Rationale: Simplifies tax calculation. Also eliminates the huge disparity between rates (14 cents per mile for charitable, 51 cents per mile for business) and allows all rates to be adjusted in a timely manner.
3. Allowing attorney fees and court costs related to a litigation award or settlement as deductions for adjusted gross income.
Rationale: Corrects inequity in the law—costs for only certain types of litigation that generate gross income can be deducted for AGI; others are treated as miscellaneous itemized deductions.
4. Repealing full vesting on partial termination of qualified retirement plans.
Rationale: Eliminates significant burden due to uncertainty about when a “partial termination” occurs (the Code does not define partial termination).
5. Allowing a reasonable cause exception to the IRC § 6707A penalty for failure to include reportable transaction information with a return.
Rationale: Current law is not consistent with other penalty policies—the IRS has no discretion to waive, and the taxpayer has no opportunity to come into compliance.
6. Extending the due date for foreign bank and financial accounts (FBAR) reporting from June 30 to Oct. 15.
Rationale: Information needed for reporting is often not available to tax practitioners by June 30.
7. Repealing the requirement of a 20% partial payment with a lump-sum offer-in-compromise.
Rationale: Current law discourages taxpayers from using the IRS offer-in-compromise program. Repeal provides an effective option for addressing tax liability.
8. Allowing transfer of partnership suspended losses to one another when spousal transfers under section 1041(a) take place.

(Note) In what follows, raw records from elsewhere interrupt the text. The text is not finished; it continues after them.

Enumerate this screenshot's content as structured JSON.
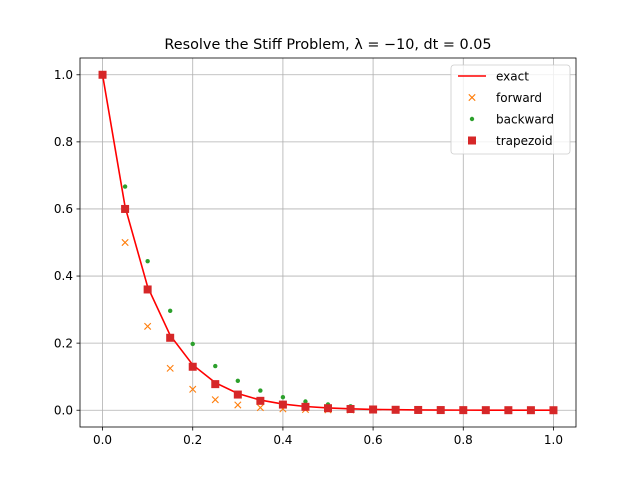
{
  "chart_data": {
    "type": "line",
    "title": "Resolve the Stiff Problem, λ = −10, dt = 0.05",
    "xlabel": "",
    "ylabel": "",
    "xlim": [
      -0.05,
      1.05
    ],
    "ylim": [
      -0.05,
      1.05
    ],
    "xticks": [
      0.0,
      0.2,
      0.4,
      0.6,
      0.8,
      1.0
    ],
    "xtick_labels": [
      "0.0",
      "0.2",
      "0.4",
      "0.6",
      "0.8",
      "1.0"
    ],
    "yticks": [
      0.0,
      0.2,
      0.4,
      0.6,
      0.8,
      1.0
    ],
    "ytick_labels": [
      "0.0",
      "0.2",
      "0.4",
      "0.6",
      "0.8",
      "1.0"
    ],
    "grid": true,
    "legend_position": "top-right",
    "x": [
      0.0,
      0.05,
      0.1,
      0.15,
      0.2,
      0.25,
      0.3,
      0.35,
      0.4,
      0.45,
      0.5,
      0.55,
      0.6,
      0.65,
      0.7,
      0.75,
      0.8,
      0.85,
      0.9,
      0.95,
      1.0
    ],
    "series": [
      {
        "name": "exact",
        "marker": "line",
        "color": "#ff0000",
        "values": [
          1.0,
          0.6065,
          0.3679,
          0.2231,
          0.1353,
          0.0821,
          0.0498,
          0.0302,
          0.0183,
          0.0111,
          0.0067,
          0.0041,
          0.0025,
          0.0015,
          0.0009,
          0.0006,
          0.0003,
          0.0002,
          0.0001,
          0.0001,
          0.0
        ]
      },
      {
        "name": "forward",
        "marker": "x",
        "color": "#ff7f0e",
        "values": [
          1.0,
          0.5,
          0.25,
          0.125,
          0.0625,
          0.0313,
          0.0156,
          0.0078,
          0.0039,
          0.002,
          0.001,
          0.0005,
          0.0002,
          0.0001,
          0.0001,
          0.0,
          0.0,
          0.0,
          0.0,
          0.0,
          0.0
        ]
      },
      {
        "name": "backward",
        "marker": "dot",
        "color": "#2ca02c",
        "values": [
          1.0,
          0.6667,
          0.4444,
          0.2963,
          0.1975,
          0.1317,
          0.0878,
          0.0585,
          0.039,
          0.026,
          0.0173,
          0.0116,
          0.0077,
          0.0051,
          0.0034,
          0.0023,
          0.0015,
          0.001,
          0.0007,
          0.0004,
          0.0003
        ]
      },
      {
        "name": "trapezoid",
        "marker": "square",
        "color": "#d62728",
        "values": [
          1.0,
          0.6,
          0.36,
          0.216,
          0.1296,
          0.0778,
          0.0467,
          0.028,
          0.0168,
          0.0101,
          0.006,
          0.0036,
          0.0022,
          0.0013,
          0.0008,
          0.0005,
          0.0003,
          0.0002,
          0.0001,
          0.0001,
          0.0
        ]
      }
    ]
  }
}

Rationale: Suspended losses should be available to the spouse who actually owns the partnership interest. Similar transfers are currently allowed for S corporation shareholders.
9. Clarifying that husband and wife partnerships recognized under state law are eligible to elect qualified joint venture status.

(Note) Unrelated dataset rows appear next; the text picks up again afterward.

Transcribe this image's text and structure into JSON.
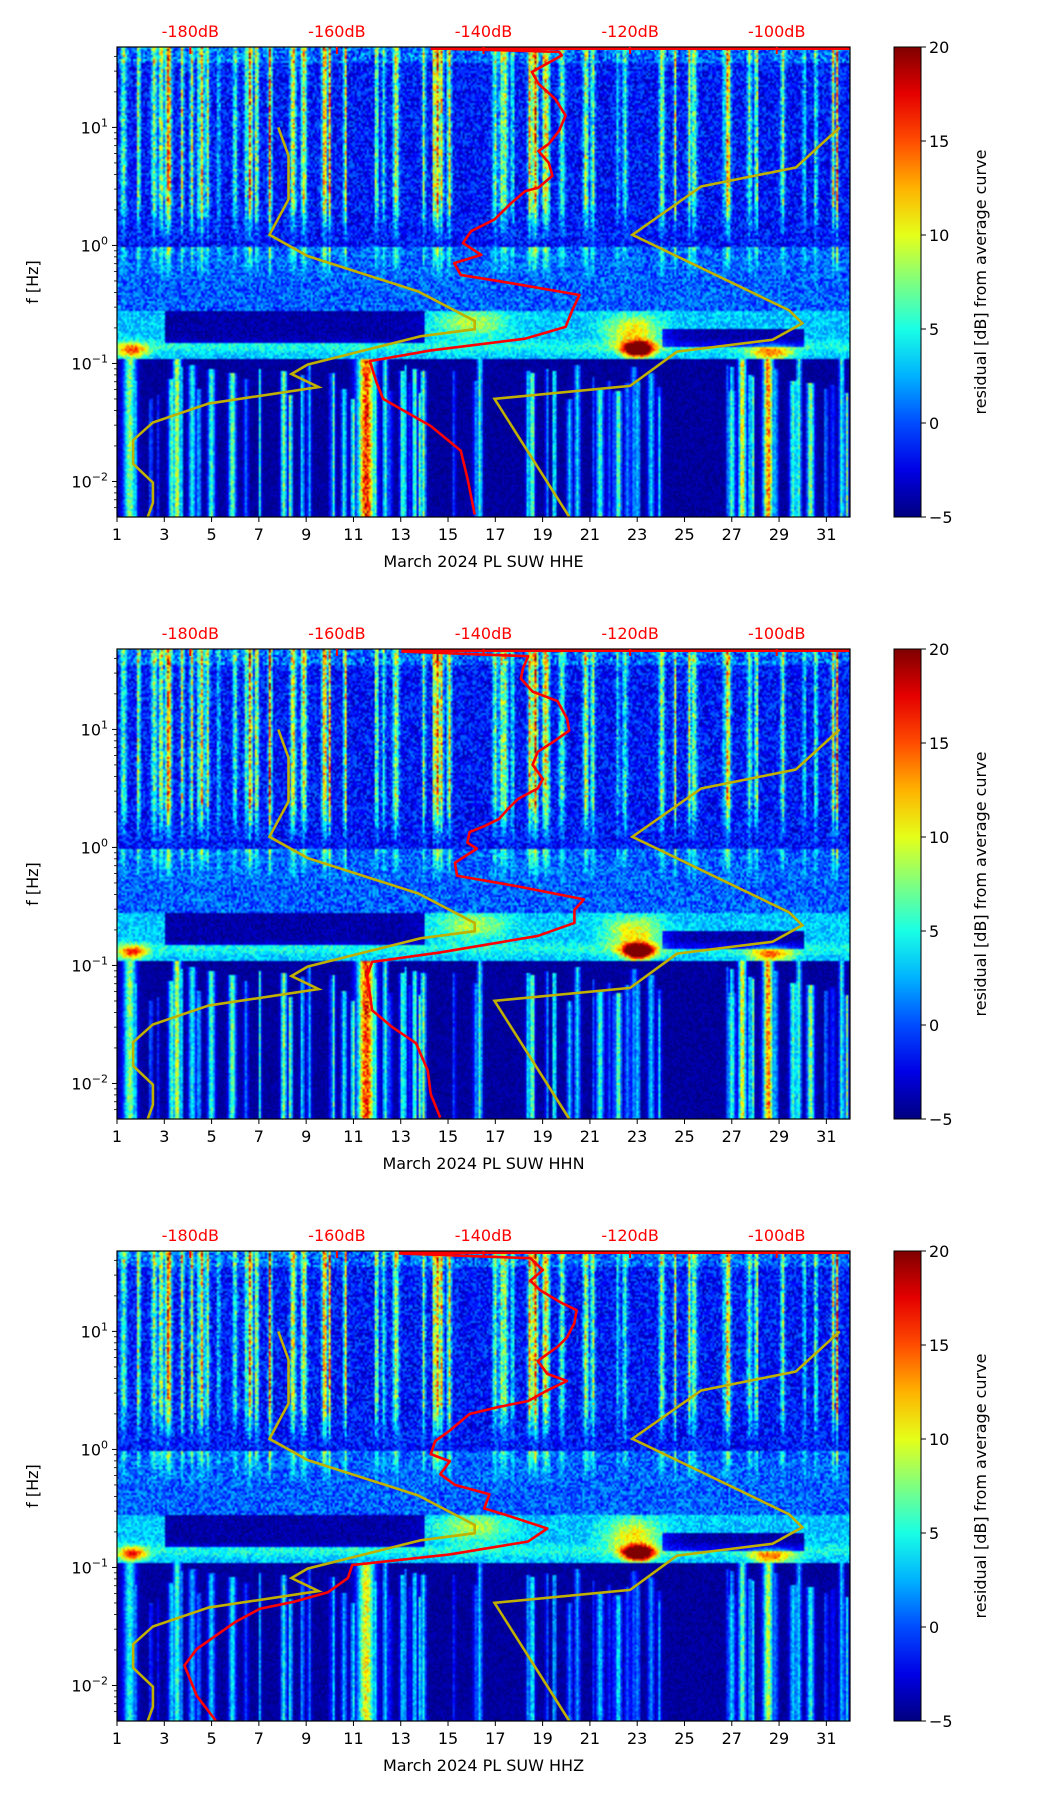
{
  "noise_models": {
    "color": "#c0b000",
    "low_noise_model": [
      [
        -168.0,
        1.0
      ],
      [
        -166.6,
        0.76
      ],
      [
        -166.6,
        0.39
      ],
      [
        -169.2,
        0.09
      ],
      [
        -164.0,
        -0.09
      ],
      [
        -148.9,
        -0.39
      ],
      [
        -141.2,
        -0.64
      ],
      [
        -141.2,
        -0.71
      ],
      [
        -148.6,
        -0.77
      ],
      [
        -164.0,
        -1.01
      ],
      [
        -166.2,
        -1.09
      ],
      [
        -162.5,
        -1.2
      ],
      [
        -177.5,
        -1.34
      ],
      [
        -185.1,
        -1.5
      ],
      [
        -187.8,
        -1.65
      ],
      [
        -187.8,
        -1.85
      ],
      [
        -185.1,
        -2.01
      ],
      [
        -185.1,
        -2.18
      ],
      [
        -185.8,
        -2.3
      ]
    ],
    "high_noise_model": [
      [
        -91.4,
        1.0
      ],
      [
        -97.4,
        0.66
      ],
      [
        -110.3,
        0.5
      ],
      [
        -119.7,
        0.09
      ],
      [
        -98.3,
        -0.55
      ],
      [
        -96.5,
        -0.66
      ],
      [
        -100.6,
        -0.8
      ],
      [
        -113.6,
        -0.9
      ],
      [
        -120.0,
        -1.19
      ],
      [
        -138.5,
        -1.3
      ],
      [
        -128.3,
        -2.3
      ]
    ]
  },
  "colors": {
    "curve": "#ff0000",
    "top_axis_text": "#ff0000"
  },
  "chart_data": [
    {
      "type": "heatmap",
      "xlabel": "March 2024 PL SUW  HHE",
      "ylabel": "f [Hz]",
      "xlim": [
        1,
        32
      ],
      "ylim": [
        0.005,
        48
      ],
      "yscale": "log",
      "x_ticks": [
        1,
        3,
        5,
        7,
        9,
        11,
        13,
        15,
        17,
        19,
        21,
        23,
        25,
        27,
        29,
        31
      ],
      "y_ticks": [
        {
          "base": "10",
          "exp": "−2",
          "value": -2
        },
        {
          "base": "10",
          "exp": "−1",
          "value": -1
        },
        {
          "base": "10",
          "exp": "0",
          "value": 0
        },
        {
          "base": "10",
          "exp": "1",
          "value": 1
        }
      ],
      "top_axis": {
        "range_dB": [
          -190,
          -90
        ],
        "values": [
          -180,
          -160,
          -140,
          -120,
          -100
        ],
        "labels": [
          "-180dB",
          "-160dB",
          "-140dB",
          "-120dB",
          "-100dB"
        ]
      },
      "colorbar": {
        "label": "residual [dB] from average curve",
        "range": [
          -5,
          20
        ],
        "ticks": [
          "−5",
          "0",
          "5",
          "10",
          "15",
          "20"
        ],
        "colormap": "jet"
      },
      "median_curve_dB_log10f": [
        [
          -147.2,
          1.67
        ],
        [
          -129.7,
          1.64
        ],
        [
          -129.3,
          1.61
        ],
        [
          -133.4,
          1.47
        ],
        [
          -132.5,
          1.37
        ],
        [
          -130.2,
          1.24
        ],
        [
          -128.8,
          1.1
        ],
        [
          -129.7,
          0.97
        ],
        [
          -131.1,
          0.86
        ],
        [
          -132.5,
          0.8
        ],
        [
          -131.1,
          0.7
        ],
        [
          -130.6,
          0.59
        ],
        [
          -132.5,
          0.49
        ],
        [
          -134.3,
          0.46
        ],
        [
          -136.2,
          0.36
        ],
        [
          -138.5,
          0.22
        ],
        [
          -141.7,
          0.12
        ],
        [
          -142.8,
          0.02
        ],
        [
          -140.3,
          -0.08
        ],
        [
          -144.0,
          -0.15
        ],
        [
          -143.1,
          -0.25
        ],
        [
          -136.2,
          -0.32
        ],
        [
          -126.9,
          -0.42
        ],
        [
          -127.9,
          -0.55
        ],
        [
          -128.8,
          -0.69
        ],
        [
          -134.3,
          -0.79
        ],
        [
          -147.2,
          -0.89
        ],
        [
          -155.5,
          -0.98
        ],
        [
          -154.6,
          -1.16
        ],
        [
          -153.7,
          -1.3
        ],
        [
          -147.2,
          -1.53
        ],
        [
          -143.1,
          -1.74
        ],
        [
          -142.2,
          -1.97
        ],
        [
          -141.2,
          -2.28
        ]
      ]
    },
    {
      "type": "heatmap",
      "xlabel": "March 2024 PL SUW  HHN",
      "ylabel": "f [Hz]",
      "xlim": [
        1,
        32
      ],
      "ylim": [
        0.005,
        48
      ],
      "yscale": "log",
      "x_ticks": [
        1,
        3,
        5,
        7,
        9,
        11,
        13,
        15,
        17,
        19,
        21,
        23,
        25,
        27,
        29,
        31
      ],
      "y_ticks": [
        {
          "base": "10",
          "exp": "−2",
          "value": -2
        },
        {
          "base": "10",
          "exp": "−1",
          "value": -1
        },
        {
          "base": "10",
          "exp": "0",
          "value": 0
        },
        {
          "base": "10",
          "exp": "1",
          "value": 1
        }
      ],
      "top_axis": {
        "range_dB": [
          -190,
          -90
        ],
        "values": [
          -180,
          -160,
          -140,
          -120,
          -100
        ],
        "labels": [
          "-180dB",
          "-160dB",
          "-140dB",
          "-120dB",
          "-100dB"
        ]
      },
      "colorbar": {
        "label": "residual [dB] from average curve",
        "range": [
          -5,
          20
        ],
        "ticks": [
          "−5",
          "0",
          "5",
          "10",
          "15",
          "20"
        ],
        "colormap": "jet"
      },
      "median_curve_dB_log10f": [
        [
          -151.2,
          1.66
        ],
        [
          -133.9,
          1.62
        ],
        [
          -134.6,
          1.52
        ],
        [
          -134.9,
          1.43
        ],
        [
          -133.3,
          1.32
        ],
        [
          -129.9,
          1.24
        ],
        [
          -128.6,
          1.09
        ],
        [
          -128.3,
          0.99
        ],
        [
          -130.6,
          0.89
        ],
        [
          -132.6,
          0.81
        ],
        [
          -133.3,
          0.7
        ],
        [
          -131.9,
          0.58
        ],
        [
          -132.6,
          0.5
        ],
        [
          -135.3,
          0.41
        ],
        [
          -136.6,
          0.33
        ],
        [
          -137.9,
          0.24
        ],
        [
          -139.9,
          0.18
        ],
        [
          -141.9,
          0.13
        ],
        [
          -142.2,
          0.04
        ],
        [
          -140.9,
          -0.01
        ],
        [
          -143.9,
          -0.13
        ],
        [
          -143.6,
          -0.24
        ],
        [
          -135.3,
          -0.33
        ],
        [
          -126.3,
          -0.44
        ],
        [
          -127.6,
          -0.53
        ],
        [
          -127.6,
          -0.64
        ],
        [
          -132.6,
          -0.75
        ],
        [
          -145.9,
          -0.89
        ],
        [
          -155.2,
          -0.97
        ],
        [
          -155.9,
          -1.09
        ],
        [
          -155.5,
          -1.24
        ],
        [
          -155.2,
          -1.38
        ],
        [
          -152.5,
          -1.52
        ],
        [
          -149.2,
          -1.66
        ],
        [
          -147.6,
          -1.89
        ],
        [
          -147.2,
          -2.09
        ],
        [
          -145.9,
          -2.29
        ]
      ]
    },
    {
      "type": "heatmap",
      "xlabel": "March 2024 PL SUW  HHZ",
      "ylabel": "f [Hz]",
      "xlim": [
        1,
        32
      ],
      "ylim": [
        0.005,
        48
      ],
      "yscale": "log",
      "x_ticks": [
        1,
        3,
        5,
        7,
        9,
        11,
        13,
        15,
        17,
        19,
        21,
        23,
        25,
        27,
        29,
        31
      ],
      "y_ticks": [
        {
          "base": "10",
          "exp": "−2",
          "value": -2
        },
        {
          "base": "10",
          "exp": "−1",
          "value": -1
        },
        {
          "base": "10",
          "exp": "0",
          "value": 0
        },
        {
          "base": "10",
          "exp": "1",
          "value": 1
        }
      ],
      "top_axis": {
        "range_dB": [
          -190,
          -90
        ],
        "values": [
          -180,
          -160,
          -140,
          -120,
          -100
        ],
        "labels": [
          "-180dB",
          "-160dB",
          "-140dB",
          "-120dB",
          "-100dB"
        ]
      },
      "colorbar": {
        "label": "residual [dB] from average curve",
        "range": [
          -5,
          20
        ],
        "ticks": [
          "−5",
          "0",
          "5",
          "10",
          "15",
          "20"
        ],
        "colormap": "jet"
      },
      "median_curve_dB_log10f": [
        [
          -151.5,
          1.66
        ],
        [
          -133.6,
          1.62
        ],
        [
          -131.9,
          1.52
        ],
        [
          -133.6,
          1.43
        ],
        [
          -132.3,
          1.35
        ],
        [
          -129.3,
          1.24
        ],
        [
          -127.3,
          1.18
        ],
        [
          -127.6,
          1.07
        ],
        [
          -128.6,
          0.95
        ],
        [
          -129.9,
          0.87
        ],
        [
          -132.6,
          0.75
        ],
        [
          -131.3,
          0.64
        ],
        [
          -128.6,
          0.58
        ],
        [
          -131.3,
          0.5
        ],
        [
          -133.9,
          0.41
        ],
        [
          -137.9,
          0.36
        ],
        [
          -141.9,
          0.3
        ],
        [
          -144.6,
          0.16
        ],
        [
          -146.6,
          0.07
        ],
        [
          -147.2,
          -0.04
        ],
        [
          -144.6,
          -0.1
        ],
        [
          -145.9,
          -0.21
        ],
        [
          -143.9,
          -0.3
        ],
        [
          -139.2,
          -0.38
        ],
        [
          -139.9,
          -0.5
        ],
        [
          -137.2,
          -0.55
        ],
        [
          -131.3,
          -0.67
        ],
        [
          -133.9,
          -0.78
        ],
        [
          -144.6,
          -0.89
        ],
        [
          -157.9,
          -0.98
        ],
        [
          -158.5,
          -1.09
        ],
        [
          -161.2,
          -1.21
        ],
        [
          -165.8,
          -1.29
        ],
        [
          -170.5,
          -1.35
        ],
        [
          -173.8,
          -1.46
        ],
        [
          -179.1,
          -1.69
        ],
        [
          -180.8,
          -1.83
        ],
        [
          -179.1,
          -2.09
        ],
        [
          -176.5,
          -2.3
        ]
      ]
    }
  ]
}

Rationale: The current definition of qualified joint venture makes it unclear which partnerships are eligible to make the election.
10. Allowing offset to built-in gains tax for charitable contribution and foreign tax credit carryforwards from a C corporation year to an S corporation year.

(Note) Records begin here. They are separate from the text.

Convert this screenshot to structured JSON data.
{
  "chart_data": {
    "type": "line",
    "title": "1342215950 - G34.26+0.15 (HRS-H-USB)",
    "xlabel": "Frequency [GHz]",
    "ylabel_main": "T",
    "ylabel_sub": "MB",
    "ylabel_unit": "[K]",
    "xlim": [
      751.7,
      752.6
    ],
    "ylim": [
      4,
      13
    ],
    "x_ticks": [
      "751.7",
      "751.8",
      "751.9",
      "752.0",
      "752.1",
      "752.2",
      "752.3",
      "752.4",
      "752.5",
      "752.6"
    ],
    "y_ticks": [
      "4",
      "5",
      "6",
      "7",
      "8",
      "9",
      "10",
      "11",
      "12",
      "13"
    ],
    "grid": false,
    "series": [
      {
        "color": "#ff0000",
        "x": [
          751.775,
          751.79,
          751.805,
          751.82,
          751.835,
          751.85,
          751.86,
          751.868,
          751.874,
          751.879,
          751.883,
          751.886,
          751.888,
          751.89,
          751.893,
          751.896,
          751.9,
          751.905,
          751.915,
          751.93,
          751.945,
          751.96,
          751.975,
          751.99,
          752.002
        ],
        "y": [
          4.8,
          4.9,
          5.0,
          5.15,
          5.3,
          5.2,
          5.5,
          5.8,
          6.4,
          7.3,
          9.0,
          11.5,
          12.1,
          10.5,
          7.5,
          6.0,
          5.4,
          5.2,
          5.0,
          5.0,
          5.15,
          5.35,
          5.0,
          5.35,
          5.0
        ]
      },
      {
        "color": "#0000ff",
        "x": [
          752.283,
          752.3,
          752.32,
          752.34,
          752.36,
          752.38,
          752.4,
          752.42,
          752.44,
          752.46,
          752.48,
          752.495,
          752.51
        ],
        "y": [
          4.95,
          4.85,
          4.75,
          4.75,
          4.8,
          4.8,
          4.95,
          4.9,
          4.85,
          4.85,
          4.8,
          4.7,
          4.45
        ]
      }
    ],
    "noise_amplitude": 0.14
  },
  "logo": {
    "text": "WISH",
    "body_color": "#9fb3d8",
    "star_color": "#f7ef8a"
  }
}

Rationale: Foreign tax credit and charitable contributions relate to a liability integrally related to the former C corporation and should be allowed to be carried forward like other business credits and deductions.
11. Adding a new 120-day post-termination transition period starting on the date that a taxpayer files an amended Form 1120S, U.S. Income Tax Return for an S Corporation.
Rationale: Filing of an amended return should trigger the beginning of a new post-termination transition period, similar to what is allowed for an audit adjustment.
12. Allowing administrative relief for certain late qualified terminal interest property (QTIP) and qualified revocable trust (QRT) elections.
Rationale: Current law imposes hardship on taxpayers who lose a gift tax QTIP marital deduction or QRT benefit due to an error by their adviser. Similar relief is now provided for generation-skipping transfers.